Jakarta, 06/5 (ANTARA/LE) – Kelapa sejatinya merupakan komoditas tradisional dan unggulan Nusantara, namun kondisi agribisnis ini, kini sangat memerlukan perhatian khusus.
Luas perkebunan kelapa masih stagnan sekitar 3,3 juta hektare, dengan total produksi di angka 2,7 juta ton, menurut data Badan Pusat Statistik (BPS).
Di saat produksi tertekan, harga kelapa bulat pada beberapa bulan terakhir ini melonjak tajam. Di Riau, sentra produsen kelapa terbesar di Indonesia, harga per butir naik dari Rp2.900/kg menjadi Rp8.000/kg dalam kurun 2024–2025.
Sayangnya, lonjakan harga ini, meskipun membuat petani kelapa tersenyum, belum berdampak signifikan bagi kesejahteraan mereka. Jika kita telisik lebih dalam, harga di daerah pemasaran, pada tingkat konsumen lebih tinggi lagi, yakni Rp13.769 hingga Rp21.000/kg per April 2025. Kondisi ini mengindikasikan adanya margin distribusi yang sangat besar, dan menandakan bahwa rantai pasok kelapa masih bermasalah serta tidak efisien.
Ketimpangan ini tidak menguntungkan bagi ekosistem industri secara keseluruhan, dimana pelaku usaha, khususnya pedagang di hilir, dapat menikmati margin berlebih saat terjadinya sortasi pasokan dalam negeri. Kondisi tersebut tentu menyulitkan agenda hilirisasi industri kelapa yang seharusnya mampu mendongkrak nilai tambah, memberikan efek ganda bagi perekonomian daerah dan meningkatkan daya saing komoditas ini di pasar global.
Tata niaga komoditas ini Indonesia memang sebuah ironi dan penuh dilema, dimana kebijakan belum sepenuhnya berpihak pada integrasi rantai nilai. Petani kelapa terjebak pada margin perdagangan yang timpang, dan rantai pasok belum optimal.
Kebijakan selaras
Sejumlah regulasi yang tidak sinergis menjadi biang keruwetan tata niaga kelapa. Kebijakan pajak dan ekspor yang timpang mendorong para petani lebih senang menjual buah mentah ke pasar ekspor, ketimbang ke industri dalam negeri.

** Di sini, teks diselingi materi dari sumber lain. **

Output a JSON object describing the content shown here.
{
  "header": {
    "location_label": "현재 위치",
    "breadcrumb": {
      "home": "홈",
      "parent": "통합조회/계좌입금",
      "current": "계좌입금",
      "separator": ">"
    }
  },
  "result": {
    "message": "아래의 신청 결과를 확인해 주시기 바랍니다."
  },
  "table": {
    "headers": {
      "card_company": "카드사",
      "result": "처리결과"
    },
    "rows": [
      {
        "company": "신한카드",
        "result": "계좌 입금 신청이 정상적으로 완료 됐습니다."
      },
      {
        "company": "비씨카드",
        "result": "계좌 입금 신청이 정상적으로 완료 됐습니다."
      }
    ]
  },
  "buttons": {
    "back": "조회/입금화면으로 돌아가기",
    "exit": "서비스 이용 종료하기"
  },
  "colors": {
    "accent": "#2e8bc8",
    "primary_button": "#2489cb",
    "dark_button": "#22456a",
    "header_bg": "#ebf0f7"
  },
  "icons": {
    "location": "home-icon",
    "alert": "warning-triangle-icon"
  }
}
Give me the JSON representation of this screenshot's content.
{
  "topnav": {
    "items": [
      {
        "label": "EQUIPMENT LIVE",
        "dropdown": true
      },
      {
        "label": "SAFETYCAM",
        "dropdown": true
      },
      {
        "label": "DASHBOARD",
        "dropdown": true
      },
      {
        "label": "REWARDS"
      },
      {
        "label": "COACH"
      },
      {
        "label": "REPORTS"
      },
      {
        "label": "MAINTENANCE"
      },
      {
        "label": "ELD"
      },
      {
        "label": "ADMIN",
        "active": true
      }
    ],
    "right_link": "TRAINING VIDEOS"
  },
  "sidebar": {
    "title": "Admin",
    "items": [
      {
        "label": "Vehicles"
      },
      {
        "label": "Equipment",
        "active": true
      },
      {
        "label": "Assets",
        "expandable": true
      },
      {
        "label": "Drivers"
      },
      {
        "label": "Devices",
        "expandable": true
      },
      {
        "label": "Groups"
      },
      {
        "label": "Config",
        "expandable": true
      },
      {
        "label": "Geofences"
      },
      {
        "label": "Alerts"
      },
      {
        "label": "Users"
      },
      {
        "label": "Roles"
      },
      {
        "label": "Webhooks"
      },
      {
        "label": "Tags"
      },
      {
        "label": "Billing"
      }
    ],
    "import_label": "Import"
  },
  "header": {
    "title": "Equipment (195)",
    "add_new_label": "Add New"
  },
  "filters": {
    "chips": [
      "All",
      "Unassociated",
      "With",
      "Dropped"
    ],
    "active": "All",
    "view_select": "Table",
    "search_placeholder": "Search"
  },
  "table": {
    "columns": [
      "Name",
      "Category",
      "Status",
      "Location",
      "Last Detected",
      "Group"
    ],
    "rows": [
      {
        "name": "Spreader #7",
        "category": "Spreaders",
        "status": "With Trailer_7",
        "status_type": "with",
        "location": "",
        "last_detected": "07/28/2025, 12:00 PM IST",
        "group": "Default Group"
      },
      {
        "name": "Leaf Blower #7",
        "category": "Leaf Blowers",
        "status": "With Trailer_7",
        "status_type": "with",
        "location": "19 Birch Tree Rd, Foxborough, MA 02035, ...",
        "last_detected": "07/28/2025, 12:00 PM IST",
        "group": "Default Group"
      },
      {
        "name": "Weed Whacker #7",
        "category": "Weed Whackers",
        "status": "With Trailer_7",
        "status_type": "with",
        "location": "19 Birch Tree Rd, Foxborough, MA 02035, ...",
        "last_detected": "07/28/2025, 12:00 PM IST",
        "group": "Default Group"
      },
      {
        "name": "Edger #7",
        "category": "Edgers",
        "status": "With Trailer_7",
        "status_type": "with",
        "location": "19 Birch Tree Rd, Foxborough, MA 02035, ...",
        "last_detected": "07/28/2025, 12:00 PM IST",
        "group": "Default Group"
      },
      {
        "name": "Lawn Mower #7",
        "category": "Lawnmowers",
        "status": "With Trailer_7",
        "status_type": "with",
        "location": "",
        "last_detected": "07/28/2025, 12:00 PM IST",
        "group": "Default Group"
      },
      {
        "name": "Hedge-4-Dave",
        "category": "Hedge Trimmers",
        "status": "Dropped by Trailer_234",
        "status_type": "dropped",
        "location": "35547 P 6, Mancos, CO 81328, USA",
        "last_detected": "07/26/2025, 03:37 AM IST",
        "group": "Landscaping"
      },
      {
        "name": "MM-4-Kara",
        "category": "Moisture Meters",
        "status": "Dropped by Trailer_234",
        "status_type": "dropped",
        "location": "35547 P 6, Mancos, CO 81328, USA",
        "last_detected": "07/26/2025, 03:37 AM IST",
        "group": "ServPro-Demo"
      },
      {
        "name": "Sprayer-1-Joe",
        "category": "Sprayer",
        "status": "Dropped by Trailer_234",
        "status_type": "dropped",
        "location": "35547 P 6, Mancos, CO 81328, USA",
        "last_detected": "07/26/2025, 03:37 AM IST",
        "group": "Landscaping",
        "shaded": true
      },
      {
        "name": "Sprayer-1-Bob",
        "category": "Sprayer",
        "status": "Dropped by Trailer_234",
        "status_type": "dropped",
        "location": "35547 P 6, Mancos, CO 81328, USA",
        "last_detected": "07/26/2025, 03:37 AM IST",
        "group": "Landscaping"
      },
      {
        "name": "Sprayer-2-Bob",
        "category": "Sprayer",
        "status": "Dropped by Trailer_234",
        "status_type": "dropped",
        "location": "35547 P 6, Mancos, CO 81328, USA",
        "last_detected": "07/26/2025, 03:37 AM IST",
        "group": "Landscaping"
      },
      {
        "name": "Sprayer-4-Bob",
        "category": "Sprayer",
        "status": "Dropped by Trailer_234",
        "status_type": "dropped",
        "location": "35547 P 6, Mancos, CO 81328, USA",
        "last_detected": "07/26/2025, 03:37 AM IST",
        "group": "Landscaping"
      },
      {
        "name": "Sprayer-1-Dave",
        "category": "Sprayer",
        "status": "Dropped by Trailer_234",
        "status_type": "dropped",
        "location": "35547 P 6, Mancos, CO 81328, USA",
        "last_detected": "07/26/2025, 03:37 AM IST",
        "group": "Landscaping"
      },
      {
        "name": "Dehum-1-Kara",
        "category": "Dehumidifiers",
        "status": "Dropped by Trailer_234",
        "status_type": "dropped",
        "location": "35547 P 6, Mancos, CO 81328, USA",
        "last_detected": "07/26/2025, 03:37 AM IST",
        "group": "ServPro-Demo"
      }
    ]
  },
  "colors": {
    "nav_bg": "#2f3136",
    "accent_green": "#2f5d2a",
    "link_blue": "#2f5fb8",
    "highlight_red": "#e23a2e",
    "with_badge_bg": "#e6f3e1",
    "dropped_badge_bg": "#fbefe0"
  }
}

Selama ini, pembeli bahan baku industri kelapa, seperti kopra, VCO, dan produk lain dikenai PPN 10 persen, meskipun sejak diberlakukannya Peraturan Menteri Keuangan (PMK) Nomor 64/PMK.03/2022 tarif PPN atas penyerahan barang hasil pertanian tertentu, termasuk kelapa, ditetapkan sebesar 1,1 persen dari harga jual.
Di sisi lain, ekspor buah kelapa utuh sama sekali tidak kena pajak. Kondisi ini membuat petani lebih memilih mengekspor kelapa utuh demi harga sesaat yang lebih tinggi. Industri pengolahan lokal pun kekurangan pasokan. Berbagai pihak, termasuk industri pengolahan kelapa dan anggota DPR/DPD menyoroti kondisi ini.
Himpunan Industri Pengolahan Kelapa Indonesia (HIPKI) mendesak agar pemerintah segera mengatur ekspor kelapa segar, karena selama ini tidak ada aturan sama sekali, sehingga banyak kelapa mentah diekspor tanpa nilai tambah untuk ekonomi lokal.
Beberapa pihak di pemerintahan menegaskan pentingnya reformasi tata niaga dan mengusulkan skema tarif ekspor dan pengenaan pajak atas buah kelapa yang diekspor, agar kelapa yang dipanen masyarakat tidak keluar negeri mentah tetapi diolah di dalam negeri
Selain itu, regulasi di tingkat daerah dan perizinan sering tumpang-tindih. Belum ada mekanisme harga patokan ekspor (HPE) khusus kelapa (hanya untuk sawit), dan mekanisme harga di tingkat petani relatif bebas pasar. Pemerintah pusat dan daerah perlu segera menetapkan kebijakan tarif atau kuota ekspor kelapa utuh serta insentif bagi pelaku hilirisasi.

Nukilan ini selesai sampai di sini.